Ratings for Major League Baseball’s fall showcase, The World Series, are half of what they were twenty years ago and have been on the decline for the past five years. Nascar’s claim of being the second most watched sport of American sports viewers goes to show how far baseball has fallen. Major League Executive Vice President of Business, Tim Brosnan argued that baseball, indeed, was the second most watched sport after football. This argument would have been preposterous as little as fifteen years ago. It’s a sad indicator of baseball’s current circumstance that its highest ranking officials can be challenged by a sport such as NASCAR, that is clearly popular, but hardly athletically dynamic or cosmopolitan. Even more telling is that baseball is willing to engage in an argument as to what sport is number two. The national pastime in a debate over which sport is most popular behind football? That would have been unheard of at the time of my birth. There would have been no question as to baseball’s dominance. And only fans in New England seem to be able to maintain the singular passion for baseball that once belonged to the entire nation.

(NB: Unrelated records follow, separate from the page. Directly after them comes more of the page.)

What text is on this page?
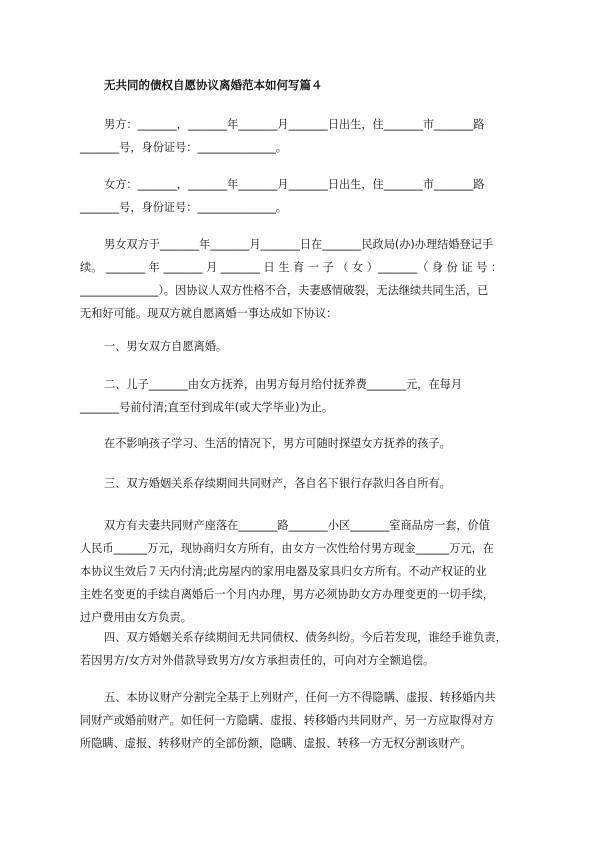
无共同的债权自愿协议离婚范本如何写篇４
男方：_______，_______年_______月_______日出生，住_______市_______路
_______号，身份证号：______________。
女方：_______，_______年_______月_______日出生，住_______市_______路
_______号，身份证号：______________。
男女双方于_______年_______月_______日在_______民政局(办)办理结婚登记手
续。 _______ 年 _______ 月 _______ 日 生 育 一 子 （ 女 ）_______（ 身 份 证 号 ：
______________）。因协议人双方性格不合，夫妻感情破裂，无法继续共同生活，已
无和好可能。现双方就自愿离婚一事达成如下协议：
一、男女双方自愿离婚。
二、儿子_______由女方抚养，由男方每月给付抚养费_______元，在每月
_______号前付清;直至付到成年(或大学毕业)为止。
在不影响孩子学习、生活的情况下，男方可随时探望女方抚养的孩子。
三、双方婚姻关系存续期间共同财产，各自名下银行存款归各自所有。
双方有夫妻共同财产座落在_______路_______小区_______室商品房一套，价值
人民币______万元，现协商归女方所有，由女方一次性给付男方现金______万元，在
本协议生效后７天内付清;此房屋内的家用电器及家具归女方所有。不动产权证的业
主姓名变更的手续自离婚后一个月内办理，男方必须协助女方办理变更的一切手续，
过户费用由女方负责。
四、双方婚姻关系存续期间无共同债权、债务纠纷。今后若发现，谁经手谁负责，
若因男方/女方对外借款导致男方/女方承担责任的，可向对方全额追偿。
五、本协议财产分割完全基于上列财产，任何一方不得隐瞒、虚报、转移婚内共
同财产或婚前财产。如任何一方隐瞒、虚报、转移婚内共同财产，另一方应取得对方
所隐瞒、虚报、转移财产的全部份额，隐瞒、虚报、转移一方无权分割该财产。
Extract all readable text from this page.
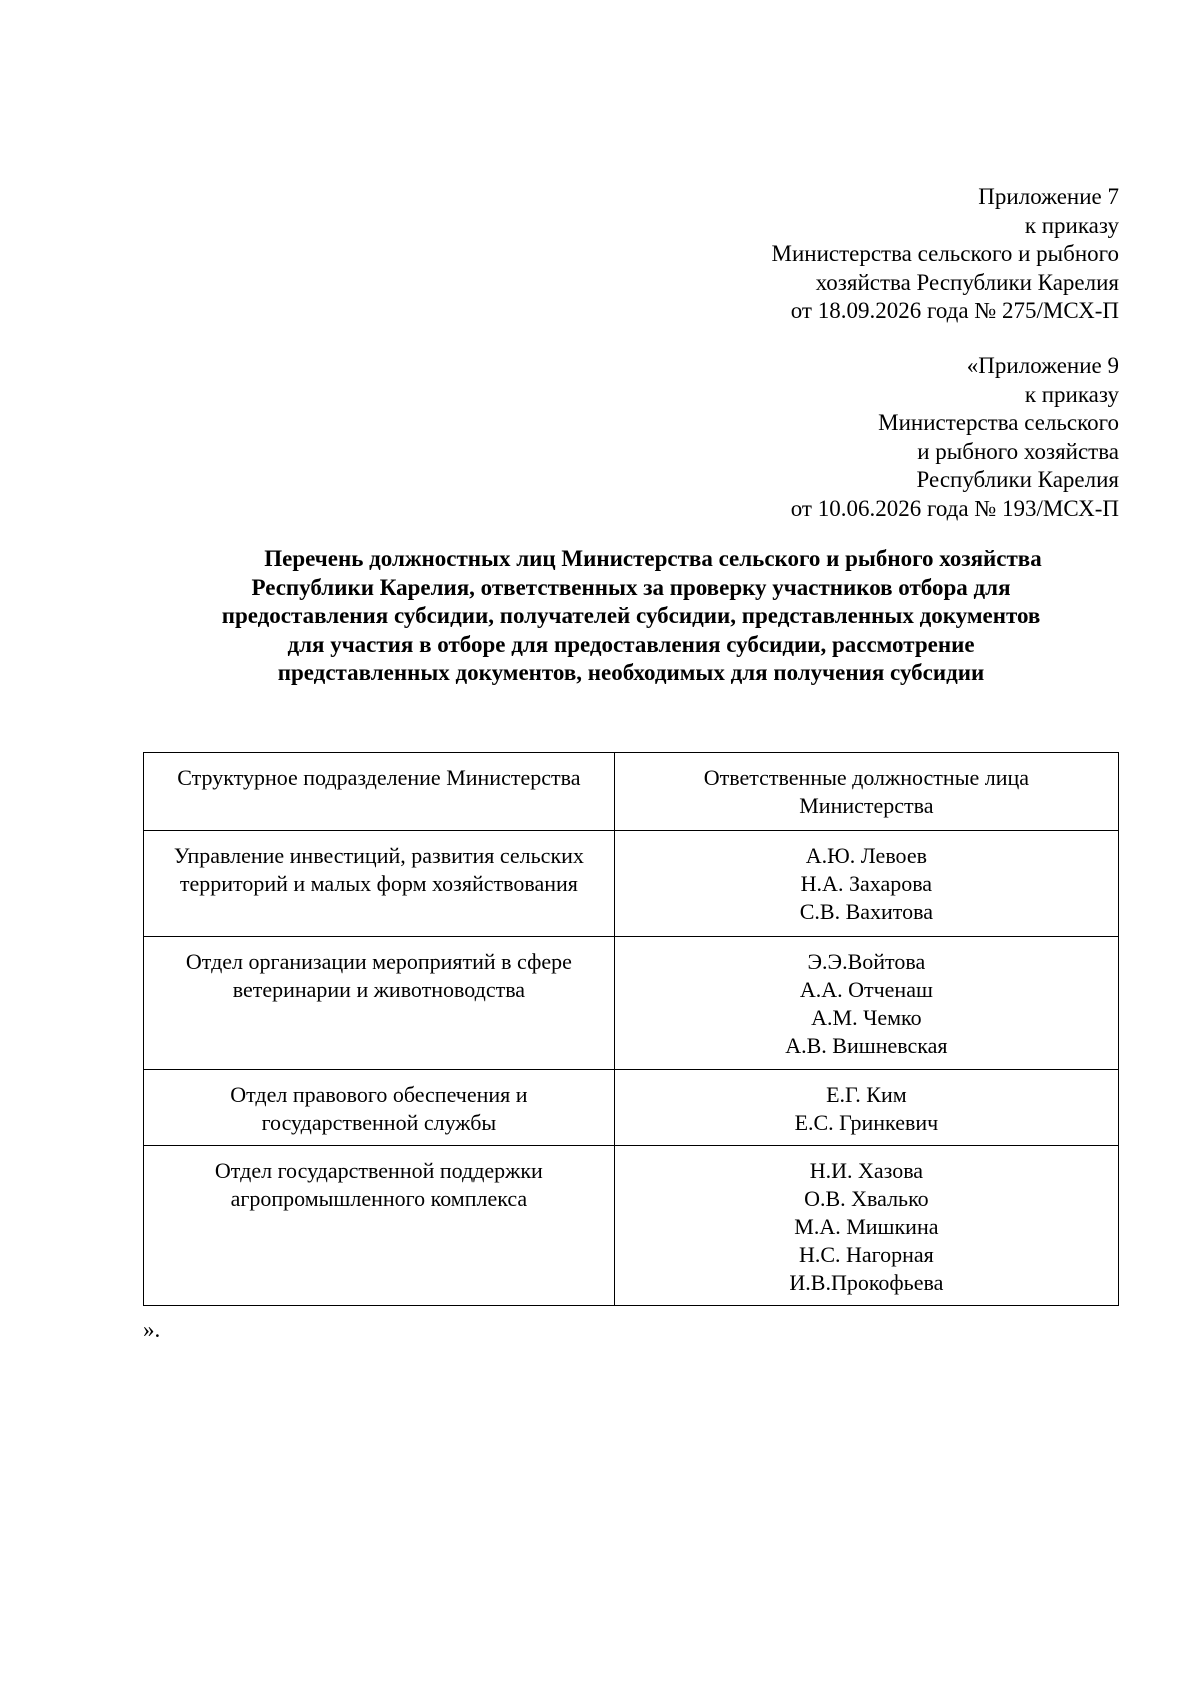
Приложение 7
к приказу
Министерства сельского и рыбного
хозяйства Республики Карелия
от 18.09.2026 года № 275/МСХ-П
«Приложение 9
к приказу
Министерства сельского
и рыбного хозяйства
Республики Карелия
от 10.06.2026 года № 193/МСХ-П
Перечень должностных лиц Министерства сельского и рыбного хозяйства
Республики Карелия, ответственных за проверку участников отбора для
предоставления субсидии, получателей субсидии, представленных документов
для участия в отборе для предоставления субсидии, рассмотрение
представленных документов, необходимых для получения субсидии
Структурное подразделение Министерства	Ответственные должностные лица
Министерства

Управление инвестиций, развития сельских
территорий и малых форм хозяйствования	А.Ю. Левоев
Н.А. Захарова
С.В. Вахитова

Отдел организации мероприятий в сфере
ветеринарии и животноводства	Э.Э.Войтова
А.А. Отченаш
А.М. Чемко
А.В. Вишневская

Отдел правового обеспечения и
государственной службы	Е.Г. Ким
Е.С. Гринкевич

Отдел государственной поддержки
агропромышленного комплекса	Н.И. Хазова
О.В. Хвалько
М.А. Мишкина
Н.С. Нагорная
И.В.Прокофьева
».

So what to do? Baseball must implement marketing campaigns that allow potential new customers to get to know its players. It can be argued that the always valuable 18-25 year old set would be hard pressed to name the ten best players on baseball diamonds today. Baseball’s only effective marketing campaign was not chosen, but put upon them by a media’s attempts to “out” players and toss them into the firestorm that the steroid scandal became. Baseball writers, fans and purists must exist less in the minutiae of statistics, averages, percentages and history and recognize that seasonal accounting and a rich past does not buy the sport a future. This seems lost on Commissioner Bud Selig who has been criticized over a myriad of public relations gaffes over the years.

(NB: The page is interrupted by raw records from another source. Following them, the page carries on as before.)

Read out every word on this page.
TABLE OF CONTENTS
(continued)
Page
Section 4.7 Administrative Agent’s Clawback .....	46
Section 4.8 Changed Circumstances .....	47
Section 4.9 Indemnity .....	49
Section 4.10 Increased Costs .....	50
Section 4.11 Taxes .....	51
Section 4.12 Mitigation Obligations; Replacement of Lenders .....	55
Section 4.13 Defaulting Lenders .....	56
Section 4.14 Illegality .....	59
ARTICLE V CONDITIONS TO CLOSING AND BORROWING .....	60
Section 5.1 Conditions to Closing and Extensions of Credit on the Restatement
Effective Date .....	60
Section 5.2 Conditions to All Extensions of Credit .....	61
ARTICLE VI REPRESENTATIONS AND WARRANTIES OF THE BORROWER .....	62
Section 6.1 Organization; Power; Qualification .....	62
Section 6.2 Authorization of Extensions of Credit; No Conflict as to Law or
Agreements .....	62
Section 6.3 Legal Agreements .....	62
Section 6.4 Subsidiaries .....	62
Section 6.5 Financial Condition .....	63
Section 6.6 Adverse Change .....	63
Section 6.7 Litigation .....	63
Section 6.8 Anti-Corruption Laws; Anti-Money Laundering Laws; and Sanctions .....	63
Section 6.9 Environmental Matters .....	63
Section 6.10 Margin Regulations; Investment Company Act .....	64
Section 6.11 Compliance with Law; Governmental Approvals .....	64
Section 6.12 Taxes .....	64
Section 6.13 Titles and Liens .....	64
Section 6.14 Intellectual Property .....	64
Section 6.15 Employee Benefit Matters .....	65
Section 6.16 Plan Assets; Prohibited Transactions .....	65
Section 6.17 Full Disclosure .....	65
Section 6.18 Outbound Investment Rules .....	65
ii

Providing a vision of what baseball is and can still be will be Selig’s legacy or undoing if he fails to lead the sport back to it’s rightful prominence in the canon of athletics. As for now, the state of the game is rich in contracts, but poor in interest from those fans it needs most; new fans who are watching MTV and playing video games and cannot even name baseball’s top all-stars, let alone tell anyone what a perfect game is.